Underwater museums are getting popular among those who want to add some adventure into their lives by exploring historic shipwrecks, sculptures, archeological sites or some important objects buried along beautiful coral reef making a magnificent underwater eco-system.
Sri Lanka can now boast of such a magnificent eco-system that will create soon with the opening of Sri Lanka’s first ever underwater museum built by the Sri Lanka Navy (SLN) off the enchanting Galle harbour in the Southern coast of Sri Lanka.
This underwater Museum is first of its kind in Asia and no doubt a star stud in a unique class of its own.
The Baia underwater park in Italy, ‘Herod’s Harbour’ in Israel, ‘Cancun’ in Mexico, ‘Lanzarite’ in the Canary Islands and ‘Florida-Keys’ national marine sanctuary are some of similar attractions around the world.
SLN Commander Vice Admiral Piyal De Silva, a veteran diver himself declared open this first ever underwater museum on April 5, 2020, which lies just 800m off the Galle harbour at a depth of 60 feet.
The Navy intends at attracting tourists and diving enthusiasts and also steering a culture of recreational diving in the island.
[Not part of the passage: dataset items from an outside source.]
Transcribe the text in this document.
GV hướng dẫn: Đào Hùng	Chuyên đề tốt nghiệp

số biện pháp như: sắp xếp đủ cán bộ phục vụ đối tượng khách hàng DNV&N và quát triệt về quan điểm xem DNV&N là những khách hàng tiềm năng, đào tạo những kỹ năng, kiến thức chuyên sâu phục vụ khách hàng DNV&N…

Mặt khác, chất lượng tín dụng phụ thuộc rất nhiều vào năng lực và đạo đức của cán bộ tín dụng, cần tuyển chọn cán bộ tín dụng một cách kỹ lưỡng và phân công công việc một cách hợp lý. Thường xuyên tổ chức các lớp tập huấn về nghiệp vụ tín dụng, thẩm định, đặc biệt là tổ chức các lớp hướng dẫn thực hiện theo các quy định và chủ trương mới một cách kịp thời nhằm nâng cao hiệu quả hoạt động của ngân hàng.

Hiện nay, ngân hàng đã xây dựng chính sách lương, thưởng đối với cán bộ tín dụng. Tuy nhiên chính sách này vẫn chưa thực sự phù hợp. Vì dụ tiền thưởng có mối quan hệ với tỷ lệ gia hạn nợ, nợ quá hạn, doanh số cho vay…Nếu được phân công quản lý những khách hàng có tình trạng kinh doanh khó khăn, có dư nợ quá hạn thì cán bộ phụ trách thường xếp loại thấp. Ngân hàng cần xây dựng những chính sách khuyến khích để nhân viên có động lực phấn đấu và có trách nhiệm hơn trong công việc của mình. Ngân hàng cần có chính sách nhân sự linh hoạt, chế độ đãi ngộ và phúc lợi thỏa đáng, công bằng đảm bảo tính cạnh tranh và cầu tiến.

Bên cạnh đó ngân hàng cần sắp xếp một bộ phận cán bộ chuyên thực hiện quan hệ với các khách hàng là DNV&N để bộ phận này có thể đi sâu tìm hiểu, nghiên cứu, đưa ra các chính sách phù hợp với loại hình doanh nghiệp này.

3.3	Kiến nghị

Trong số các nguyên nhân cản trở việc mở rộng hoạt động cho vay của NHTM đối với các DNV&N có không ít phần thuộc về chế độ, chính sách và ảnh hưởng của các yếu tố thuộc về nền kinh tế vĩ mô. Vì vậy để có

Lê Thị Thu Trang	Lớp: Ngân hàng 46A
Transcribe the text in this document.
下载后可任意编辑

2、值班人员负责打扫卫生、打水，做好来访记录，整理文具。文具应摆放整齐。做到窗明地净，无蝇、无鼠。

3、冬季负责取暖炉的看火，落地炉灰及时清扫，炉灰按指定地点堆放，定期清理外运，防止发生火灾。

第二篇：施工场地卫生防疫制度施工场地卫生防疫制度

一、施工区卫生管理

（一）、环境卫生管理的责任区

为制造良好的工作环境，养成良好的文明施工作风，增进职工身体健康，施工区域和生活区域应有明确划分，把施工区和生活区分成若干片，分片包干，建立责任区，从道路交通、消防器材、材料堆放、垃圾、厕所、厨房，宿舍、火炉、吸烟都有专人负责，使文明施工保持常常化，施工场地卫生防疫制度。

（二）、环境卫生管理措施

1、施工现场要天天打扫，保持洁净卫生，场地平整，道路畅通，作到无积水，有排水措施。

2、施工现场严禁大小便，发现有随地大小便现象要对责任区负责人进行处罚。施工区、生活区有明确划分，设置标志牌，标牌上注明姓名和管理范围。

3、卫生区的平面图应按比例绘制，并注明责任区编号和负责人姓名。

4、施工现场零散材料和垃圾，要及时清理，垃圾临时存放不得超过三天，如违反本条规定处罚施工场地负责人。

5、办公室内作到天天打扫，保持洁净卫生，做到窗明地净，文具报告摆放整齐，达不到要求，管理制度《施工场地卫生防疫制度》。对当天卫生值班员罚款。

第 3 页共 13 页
According to Vice Admiral De Silva, the project was proposed by Prime Minister Mahinda Rajapaksa, and commenced on January 15, 2020, following the approval of the President Gotabaya Rajapaksa and encouragement received by Defence Secretary Maj. Gen. (Retd) Kamal Gunaratne.
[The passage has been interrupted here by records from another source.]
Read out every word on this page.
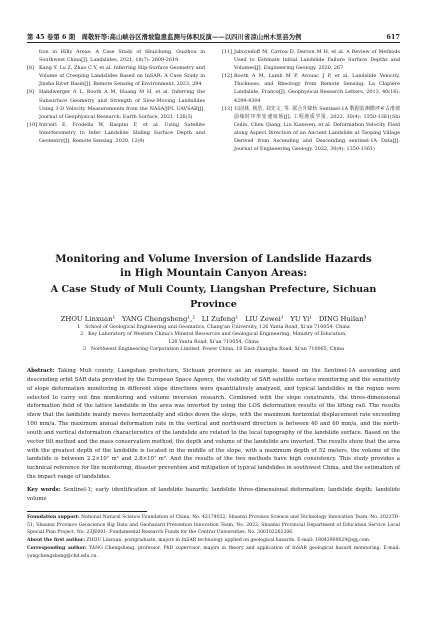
第 45 卷第 6 期　周敬轩等:高山峡谷区滑坡隐患监测与体积反演——以四川省凉山州木里县为例	617
tion in Hilly Areas: A Case Study of Shuicheng, Guizhou in Southwest China[J]. Landslides, 2021, 18(7): 2609-2619
[8]	Kang Y, Lu Z, Zhao C Y, et al. Inferring Slip-Surface Geometry and Volume of Creeping Landslides Based on InSAR: A Case Study in Jinsha River Basin[J]. Remote Sensing of Environment, 2023, 294
[9]	Handwerger A L, Booth A M, Huang M H, et al. Inferring the Subsurface Geometry and Strength of Slow-Moving Landslides Using 3-D Velocity Measurements from the NASA/JPL UAVSAR[J]. Journal of Geophysical Research: Earth Surface, 2021, 126(3)
[10] Intrieri E, Frodella W, Raspini F, et al. Using Satellite Interferometry to Infer Landslide Sliding Surface Depth and Geometry[J]. Remote Sensing, 2020, 12(9)
[11] Jaboyedoff M, Carrea D, Derron M H, et al. A Review of Methods Used to Estimate Initial Landslide Failure Surface Depths and Volumes[J]. Engineering Geology, 2020, 267
[12] Booth A M, Lamb M P, Avouac J P, et al. Landslide Velocity, Thickness, and Rheology from Remote Sensing: La Clapière Landslide, France[J]. Geophysical Research Letters, 2013, 40(16): 4299-4304
[13] 石固林, 杨浩, 刘先文, 等. 联合升降轨 Sentinel-1A 数据监测横坪乡古滑坡前缘时序形变速度场[J]. 工程地质学报, 2022, 30(4): 1350-1361(Shi Gulin, Chen Qiang, Liu Xianwen, et al. Deformation Velocity Field along Aspect Direction of an Ancient Landslide at Taoping Village Derived from Ascending and Descending sentinel-1A Data[J]. Journal of Engineering Geology, 2022, 30(4): 1350-1361)
Monitoring and Volume Inversion of Landslide Hazards
in High Mountain Canyon Areas:
A Case Study of Muli County, Liangshan Prefecture, Sichuan Province
ZHOU Linxuan¹　YANG Chengsheng¹,²　LI Zufeng¹　LIU Zewei¹　YU Yi¹　DING Huilan³
1　School of Geological Engineering and Geomatics, Chang'an University, 126 Yanta Road, Xi'an 710054, China
2　Key Laboratory of Western China's Mineral Resources and Geological Engineering, Ministry of Education,
126 Yanta Road, Xi'an 710054, China
3　Northwest Engineering Corporation Limited, Power China, 18 East-Zhangba Road, Xi'an 710065, China
Abstract: Taking Muli county, Liangshan prefecture, Sichuan province as an example, based on the Sentinel-1A ascending and descending orbit SAR data provided by the European Space Agency, the visibility of SAR satellite surface monitoring and the sensitivity of slope deformation monitoring in different slope directions were quantitatively analyzed, and typical landslides in the region were selected to carry out fine monitoring and volume inversion research. Combined with the slope constraints, the three-dimensional deformation field of the lattice landslide in the area was inverted by using the LOS deformation results of the lifting rail. The results show that the landslide mainly moves horizontally and slides down the slope, with the maximum horizontal displacement rate exceeding 100 mm/a. The maximum annual deformation rate in the vertical and northward direction is between 40 and 60 mm/a, and the north-south and vertical deformation characteristics of the landslide are related to the local topography of the landslide surface. Based on the vector tilt method and the mass conservation method, the depth and volume of the landslide are inverted. The results show that the area with the greatest depth of the landslide is located in the middle of the slope, with a maximum depth of 52 meters, the volume of the landslide is between 2.2×10⁷ m³ and 2.8×10⁷ m³. And the results of the two methods have high consistency. This study provides a technical reference for the monitoring, disaster prevention and mitigation of typical landslides in southwest China, and the estimation of the impact range of landslides.
Key words: Sentinel-1; early identification of landslide hazards; landslide three-dimensional deformation; landslide depth; landslide volume

Foundation support: National Natural Science Foundation of China, No. 42174032; Shaanxi Province Science and Technology Innovation Team, No. 2021TD-51; Shaanxi Province Geoscience Big Data and Geohazard Prevention Innovation Team, No. 2022; Shaanxi Provincial Department of Education Service Local Special Plan Project, No. 23JE001; Fundamental Research Funds for the Central Universities, No. 300102262206.

About the first author: ZHOU Linxuan, postgraduate, majors in InSAR technology applied on geological hazards. E-mail: 18043909029@qq.com.

Corresponding author: YANG Chengsheng, professor, PhD supervisor, majors in theory and application of InSAR geological hazard monitoring. E-mail: yangchengsheng@chd.edu.cn.
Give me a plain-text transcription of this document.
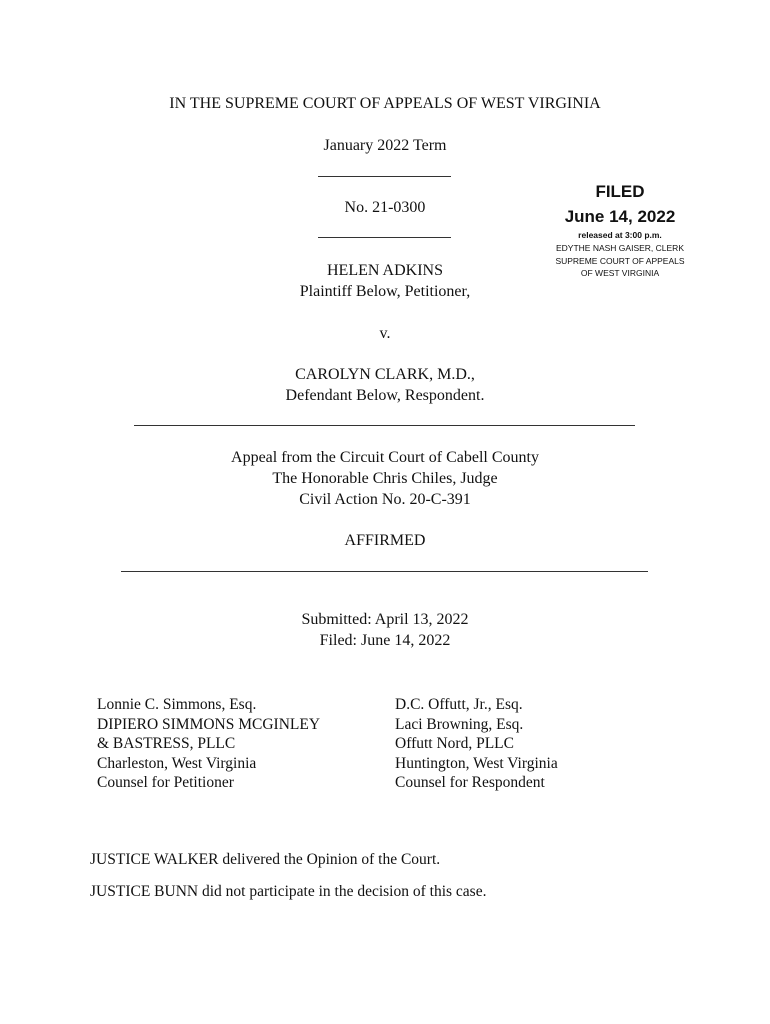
IN THE SUPREME COURT OF APPEALS OF WEST VIRGINIA
January 2022 Term
No. 21-0300
FILED
June 14, 2022
released at 3:00 p.m.
EDYTHE NASH GAISER, CLERK
SUPREME COURT OF APPEALS
OF WEST VIRGINIA
HELEN ADKINS
Plaintiff Below, Petitioner,
v.
CAROLYN CLARK, M.D.,
Defendant Below, Respondent.
Appeal from the Circuit Court of Cabell County
The Honorable Chris Chiles, Judge
Civil Action No. 20-C-391
AFFIRMED
Submitted: April 13, 2022
Filed: June 14, 2022
Lonnie C. Simmons, Esq.
DIPIERO SIMMONS MCGINLEY
& BASTRESS, PLLC
Charleston, West Virginia
Counsel for Petitioner
D.C. Offutt, Jr., Esq.
Laci Browning, Esq.
Offutt Nord, PLLC
Huntington, West Virginia
Counsel for Respondent
JUSTICE WALKER delivered the Opinion of the Court.
JUSTICE BUNN did not participate in the decision of this case.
This underwater naval museum is dedicated to fallen heroic sailors of the Navy Diving Unit over the years.
In addition, the underwater splendor is unique as it exhibits a large collection of artifacts and sculptures made by the Navy itself.
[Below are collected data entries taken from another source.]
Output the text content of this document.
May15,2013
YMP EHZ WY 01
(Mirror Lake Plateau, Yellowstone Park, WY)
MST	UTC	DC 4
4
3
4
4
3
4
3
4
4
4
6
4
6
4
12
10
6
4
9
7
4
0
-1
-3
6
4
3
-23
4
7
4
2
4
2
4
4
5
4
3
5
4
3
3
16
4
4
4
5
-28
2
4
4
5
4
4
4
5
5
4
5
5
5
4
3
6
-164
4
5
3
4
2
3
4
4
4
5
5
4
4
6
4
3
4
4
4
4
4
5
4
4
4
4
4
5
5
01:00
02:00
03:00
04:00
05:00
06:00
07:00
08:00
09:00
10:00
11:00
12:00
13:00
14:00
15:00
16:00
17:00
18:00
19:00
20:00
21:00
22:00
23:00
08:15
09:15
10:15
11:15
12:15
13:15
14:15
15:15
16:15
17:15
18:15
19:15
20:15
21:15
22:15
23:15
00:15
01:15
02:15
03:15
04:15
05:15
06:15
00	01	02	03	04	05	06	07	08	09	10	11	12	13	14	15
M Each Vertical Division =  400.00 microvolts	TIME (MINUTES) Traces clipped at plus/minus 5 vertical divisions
Even the statues on exhibit were handmade by naval personnel and produced from concrete and eco-friendly materials. The site is expected to catalyze the formation of corals which will be an added beauty to the site in due course.
This new attraction is expected to draw children, adults, experienced divers, scuba beginners as well as ordinary swimmers towards a new and an unforgettable experience.
Initially, the Navy had decided to construct this underwater museum utilizing discarded train compartments and fishing vessels. However, since it was not possible to source discarded train compartments and boats at short notice, the Navy was forced to rethink its concept that subsequently resulted in the novel design.
The Navy was not alone in this endeavour as the ICC Construction (Pvt) Ltd, INSEE Cement (Lanka) Limited and Sri Lanka Ports Authority had extended support unprecedentedly as philanthropic partners towards the completion of the project.
Spelling out the objectives of the project, the Navy Chief said that the initiative also intends to promote regeneration of corals and fish breeding in the sea area.
“It is very encouraging to see that the fish breeding has already started at this underwater museum site. By the next season, it is certain that tourists will be able to dive in this area and the surrounding hotels will be able to add this site to their list of tourist attractions”, he said.
Meanwhile, the Navy requests the fishing community not to engage in fishing at this site during the initial stage, as once fish breeding to take place the fishers could reap its maximum benefits in the future.
Commander Southern Naval Area, Rdmiral Kassapa Paul, officers and sailors of the command immensely contributed in completion of the praiseworthy work during the construction of this mega project.
The Navy believes that this underwater sculpture park will contribute greatly to the tourism industry in Sri Lanka, which is starting to thrive following the coronavirus pandemic.
Admiral Paul said the best season to dive to the museum was the off and inter monsoon seasons as environment in the museum would not be clear due to high underwater current and poor visibility during other seasons.
He said objects like sadakada pahana, korawakka gal, mura gal etc of Sri Lankan identity were also on displayed at the museum.
“The SLN is now in the process of building its second underwater museum in Trincomalee to offer the divers a marvelous experience in the East Coast,” Admiral Paul told the defence.lk.
If you are a scuba diver or a person who takes challenges to explore new mysterious adventures, no doubt this unique underwater museum in the Southern coast of Sri Lanka would definitely be in your bucket list.